Apple – 2015

apple maps
This image is from later than 2015, but you get the idea.

I randomly got a message one day on LinkedIn:

Want to re-join Apple 🙂 ?

We have some awesome challenges ahead in Apple Maps and I’m looking for key talent to join my organization – when I went through my connections on LinkedIn I found your profile – and you look like a potentially great fit.

Maps is a big data problem that is dynamically changing underneath a service and client architecture delivered across multiple platforms. Its a fantastic challenge. My team is looking for great engineering leaders who are interested in building intelligent automated systems to help streamline the content delivery process.

The organization is growing rapidly so there is a lot of opportunity for growth and a chance to play with all sorts of interesting technology with the smartest people on the planet.

If you are interested please shoot me an email and we can set some time up to talk and I will rope in my recruiting team.

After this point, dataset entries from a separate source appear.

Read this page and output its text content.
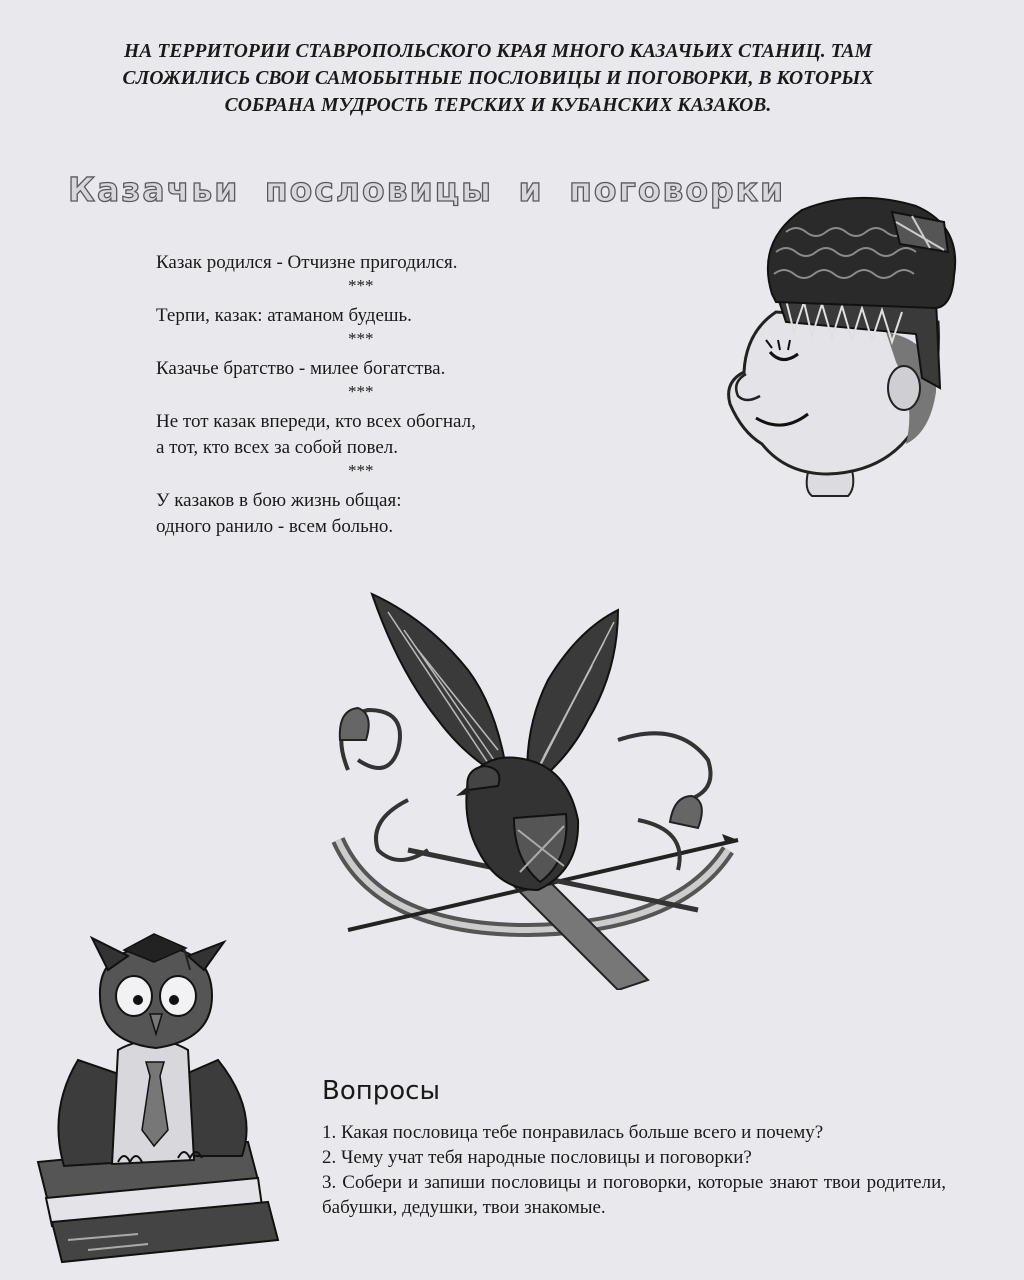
НА ТЕРРИТОРИИ СТАВРОПОЛЬСКОГО КРАЯ МНОГО КАЗАЧЬИХ СТАНИЦ. ТАМ
СЛОЖИЛИСЬ СВОИ САМОБЫТНЫЕ ПОСЛОВИЦЫ И ПОГОВОРКИ, В КОТОРЫХ
СОБРАНА МУДРОСТЬ ТЕРСКИХ И КУБАНСКИХ КАЗАКОВ.
Казачьи пословицы и поговорки

Казак родился - Отчизне пригодился.

***

Терпи, казак: атаманом будешь.

***

Казачье братство - милее богатства.

***

Не тот казак впереди, кто всех обогнал,

а тот, кто всех за собой повел.

***

У казаков в бою жизнь общая:

одного ранило - всем больно.

Вопросы

1. Какая пословица тебе понравилась больше всего и почему?

2. Чему учат тебя народные пословицы и поговорки?

3. Собери и запиши пословицы и поговорки, которые знают твои родители, бабушки, дедушки, твои знакомые.
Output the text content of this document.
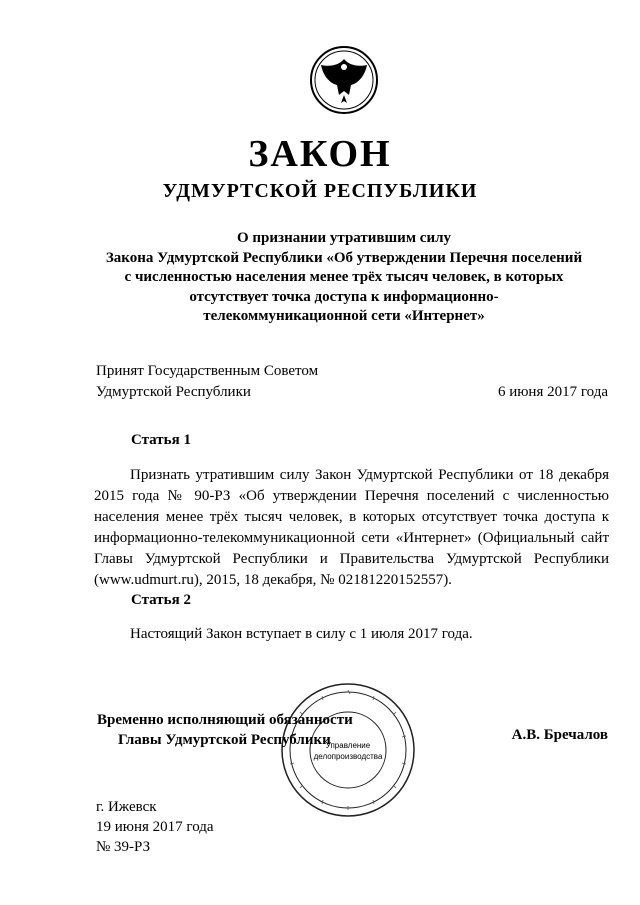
ЗАКОН
УДМУРТСКОЙ РЕСПУБЛИКИ
О признании утратившим силу
Закона Удмуртской Республики «Об утверждении Перечня поселений
с численностью населения менее трёх тысяч человек, в которых
отсутствует точка доступа к информационно-
телекоммуникационной сети «Интернет»
Принят Государственным Советом
Удмуртской Республики	6 июня 2017 года
Статья 1
Признать утратившим силу Закон Удмуртской Республики от 18 декабря
2015 года № 90-РЗ «Об утверждении Перечня поселений с численностью
населения менее трёх тысяч человек, в которых отсутствует точка доступа к
информационно-телекоммуникационной сети «Интернет» (Официальный сайт
Главы Удмуртской Республики и Правительства Удмуртской Республики
(www.udmurt.ru), 2015, 18 декабря, № 02181220152557).
Статья 2
Настоящий Закон вступает в силу с 1 июля 2017 года.
Управление
делопроизводства
Временно исполняющий обязанности
Главы Удмуртской Республики	А.В. Бречалов
г. Ижевск
19 июня 2017 года
№ 39-РЗ
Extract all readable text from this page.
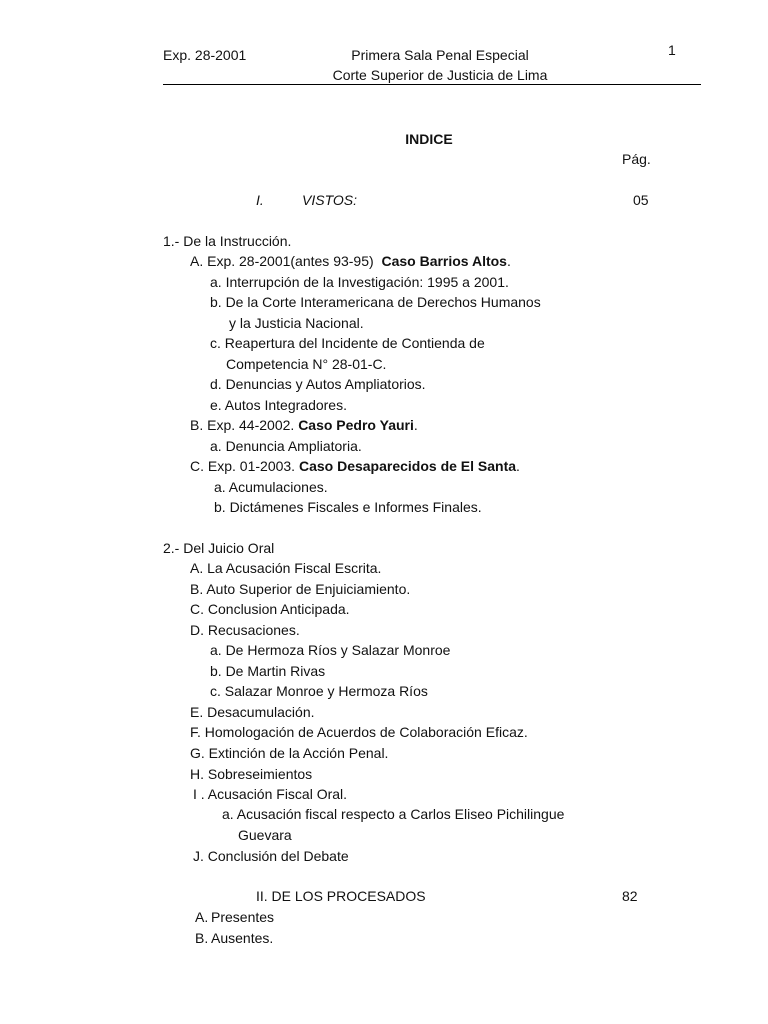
Exp. 28-2001	Primera Sala Penal Especial
Corte Superior de Justicia de Lima
1
INDICE
Pág.
I.	VISTOS:	05
1.- De la Instrucción.
A. Exp. 28-2001(antes 93-95) Caso Barrios Altos.
a. Interrupción de la Investigación: 1995 a 2001.
b. De la Corte Interamericana de Derechos Humanos
y la Justicia Nacional.
c. Reapertura del Incidente de Contienda de
Competencia N° 28-01-C.
d. Denuncias y Autos Ampliatorios.
e. Autos Integradores.
B. Exp. 44-2002. Caso Pedro Yauri.
a. Denuncia Ampliatoria.
C. Exp. 01-2003. Caso Desaparecidos de El Santa.
a. Acumulaciones.
b. Dictámenes Fiscales e Informes Finales.
2.- Del Juicio Oral
A. La Acusación Fiscal Escrita.
B. Auto Superior de Enjuiciamiento.
C. Conclusion Anticipada.
D. Recusaciones.
a. De Hermoza Ríos y Salazar Monroe
b. De Martin Rivas
c. Salazar Monroe y Hermoza Ríos
E. Desacumulación.
F. Homologación de Acuerdos de Colaboración Eficaz.
G. Extinción de la Acción Penal.
H. Sobreseimientos
I . Acusación Fiscal Oral.
a. Acusación fiscal respecto a Carlos Eliseo Pichilingue
Guevara
J. Conclusión del Debate
II. DE LOS PROCESADOS	82
A. Presentes
B. Ausentes.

Apple Maps had had a very rough introduction. Somebody who I worked with on the Mac OS X Program Team had been promoted to VP of Software, and he was let go after Maps had so many problems. That was 2-3 years earlier, but I had heard through the podcasts I listened to about the industry that Apple was doing a lot of hiring in this area.

So when, this Apple manager reached out to me, I listened. I still missed Apple. I did not miss California, but this opportunity sounded fantastic.

It just so happened that I was going to be a work trip to CA the next week anyway. After some back and forth, we setup a time to talk.

And I had a blast talking to him. We talked about front-end challenges (app vs. browser; ios vs. android), and we talked about the large amount of backend hardware necessary. We talked about getting map data from a vendor vs. collecting it organically. We both left the meeting amped up, and I was looking forward to hearing from him.

And the day after, I did:

Thanks a lot for your time and your insights – very appreciated. I was excited, but unfortunately we have decided to go a different direction with this position.

Initially, I thought that perhaps he had talked to somebody on campus about me and heard something he did not like, but that’s my own paranoia and imposter syndrome showing.

“We have decided to go a different direction” is code for “we were going to hire a manager from outside, but my bosses decided to re-org the department instead”. It looks like they decided to buy some tech to cover the gaps soon after I talked to this guy. So I was right; they no longer needed another manager because they bought a company.